Average Home Sales Numbers in Toronto:

  • Detached home: $792,111
  • Semi-detached: $541,919
  • Townhouses: $469,721
  • Condominiums: $380,228

TREB President Mark McLean said in the report:

“Buyers in the (Greater Toronto Area) remain confident in their ability to purchase and pay for a home over the long term.”

Susan Pigg of The Toronto Star notes that the report illustrated a 14% rise in sales from August 2014, an indication that more and more people are searching for alternatives to low-rise detached, semi-detached and townhomes, which continue to climb to prices that are becoming out of reach for most people. This overwhelming demand pushed up condo prices by 9.5% in the City of Toronto and 4.1% in the 905 regions.

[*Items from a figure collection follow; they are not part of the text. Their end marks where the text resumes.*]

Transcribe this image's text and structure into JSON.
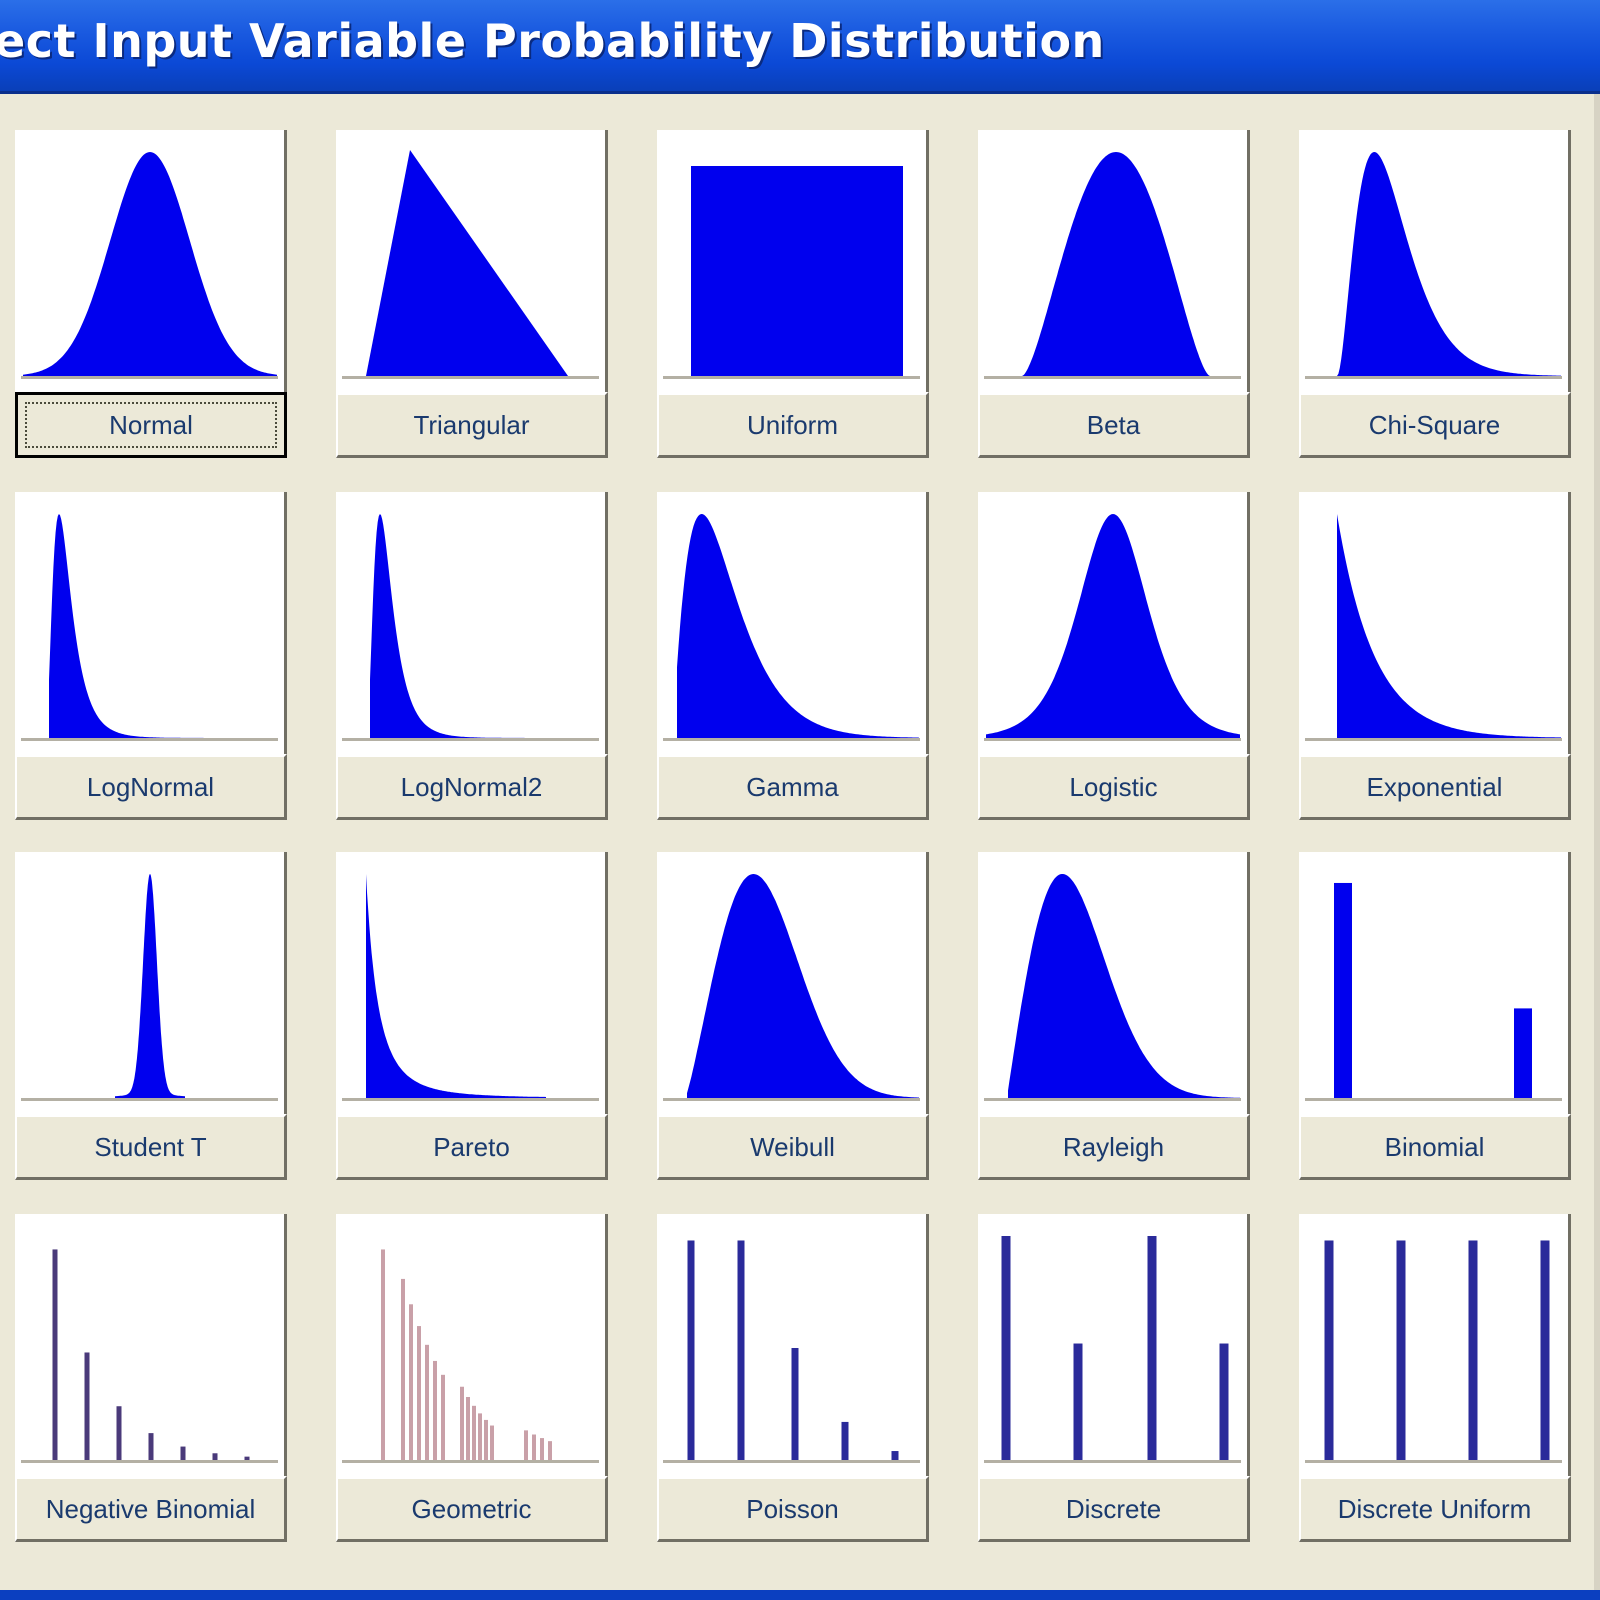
{
  "window": {
    "title": "ect Input Variable Probability Distribution"
  },
  "colors": {
    "fill": "#0000ee",
    "bar": "#2a2a9a",
    "geometric_bar": "#c9a0a8",
    "titlebar": "#0b49d6"
  },
  "distributions": [
    {
      "label": "Normal",
      "icon": "normal-curve",
      "selected": true
    },
    {
      "label": "Triangular",
      "icon": "triangle-shape"
    },
    {
      "label": "Uniform",
      "icon": "uniform-rectangle"
    },
    {
      "label": "Beta",
      "icon": "beta-curve"
    },
    {
      "label": "Chi-Square",
      "icon": "chi-square-curve"
    },
    {
      "label": "LogNormal",
      "icon": "lognormal-curve"
    },
    {
      "label": "LogNormal2",
      "icon": "lognormal2-curve"
    },
    {
      "label": "Gamma",
      "icon": "gamma-curve"
    },
    {
      "label": "Logistic",
      "icon": "logistic-curve"
    },
    {
      "label": "Exponential",
      "icon": "exponential-curve"
    },
    {
      "label": "Student T",
      "icon": "student-t-curve"
    },
    {
      "label": "Pareto",
      "icon": "pareto-curve"
    },
    {
      "label": "Weibull",
      "icon": "weibull-curve"
    },
    {
      "label": "Rayleigh",
      "icon": "rayleigh-curve"
    },
    {
      "label": "Binomial",
      "icon": "binomial-bars"
    },
    {
      "label": "Negative Binomial",
      "icon": "negative-binomial-bars"
    },
    {
      "label": "Geometric",
      "icon": "geometric-bars"
    },
    {
      "label": "Poisson",
      "icon": "poisson-bars"
    },
    {
      "label": "Discrete",
      "icon": "discrete-bars"
    },
    {
      "label": "Discrete Uniform",
      "icon": "discrete-uniform-bars"
    }
  ]
}
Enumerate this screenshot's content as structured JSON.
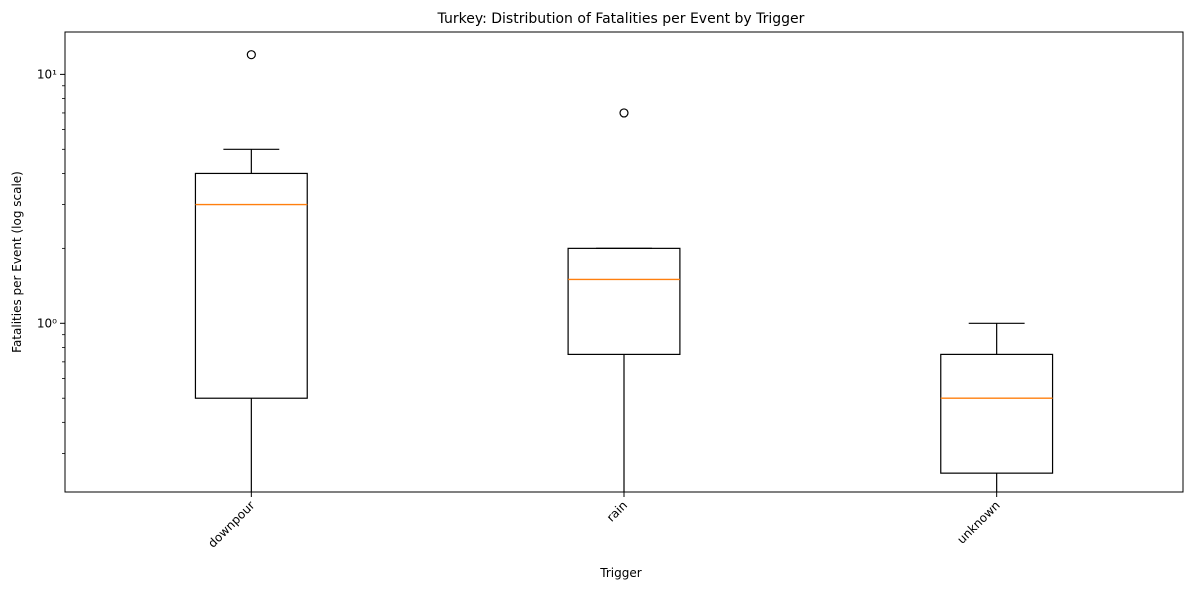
{
  "chart_data": {
    "type": "boxplot",
    "title": "Turkey: Distribution of Fatalities per Event by Trigger",
    "xlabel": "Trigger",
    "ylabel": "Fatalities per Event (log scale)",
    "yscale": "log",
    "ylim": [
      0.21,
      14.8
    ],
    "yticks": [
      {
        "value": 1,
        "label": "10⁰"
      },
      {
        "value": 10,
        "label": "10¹"
      }
    ],
    "grid": false,
    "categories": [
      "downpour",
      "rain",
      "unknown"
    ],
    "boxes": [
      {
        "category": "downpour",
        "whislo": 0.2,
        "q1": 0.5,
        "median": 3,
        "q3": 4,
        "whishi": 5,
        "fliers": [
          12
        ]
      },
      {
        "category": "rain",
        "whislo": 0.2,
        "q1": 0.75,
        "median": 1.5,
        "q3": 2,
        "whishi": 2,
        "fliers": [
          7
        ]
      },
      {
        "category": "unknown",
        "whislo": 0.2,
        "q1": 0.25,
        "median": 0.5,
        "q3": 0.75,
        "whishi": 1,
        "fliers": []
      }
    ],
    "colors": {
      "box": "#000000",
      "median": "#ff7f0e",
      "background": "#ffffff"
    }
  }
}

New listings were up 8.3% last month, and that is in spite of the fact that the total number of homes available for sale (known as active listings), were actually down 10.5%. A total of 7,998 homes changed hands in August, up from 7,568 a year ago. Toronto remains on track for sales this year to exceed the previous record of 93,193 homes set back in 2007 before the recession took hold. Pigg argues that this discrepancy is due to the number of buyers continuing to outstrip the number of properties for sale, “with the frenzy fuelled by interest rates that are now expected to stay low for some time given Canada’s sluggish economy, the impact of low oil prices and the continuing chaos playing out on world stock markets.”

Jason Mercer, TREB’s director of market analysis in a statement.

“A record year for home sales continued to unfold in August as competition between buyers exerted upward pressure on selling prices. It was encouraging to see annual growth in new listings outstrip annual growth in sales, but we will need to see this for a number of months before market conditions become more balanced.”

TORONTO REAL ESTATE MARKET UPDATE | Sales & Average Pricing Up in August

On a GTA-wide basis, sales were up for all major home types in August 2015. A reported 7,998 residential transactions through the TREB MLS System resulted in a 5.7 per cent increase compared to 7,568 sales reported in August 2014.

“Buyers in the GTA remain confident in their ability to purchase and pay for a home over the long term. They see ownership housing as a quality investment that has historically produced positive returns while at the same time providing owners with a place to live in their chosen community,” said Mr. McLean.


The annual growth rate in new listings was greater than the annual growth rate in sales, but active listings at the end of August were still down compared to last year. This suggests that sellers’ market conditions remained in place, especially where low-rise home types like singles, semis and townhouses were concerned.

 “A record year for home sales continued to unfold in August as competition between buyers exerted upward pressure on selling prices. It was encouraging to see annual growth in new listings outstrip annual growth in sales, but we will need to see this for a number of months before market conditions become more balanced,” said Jason Mercer, TREB’s Director of Market Analysis.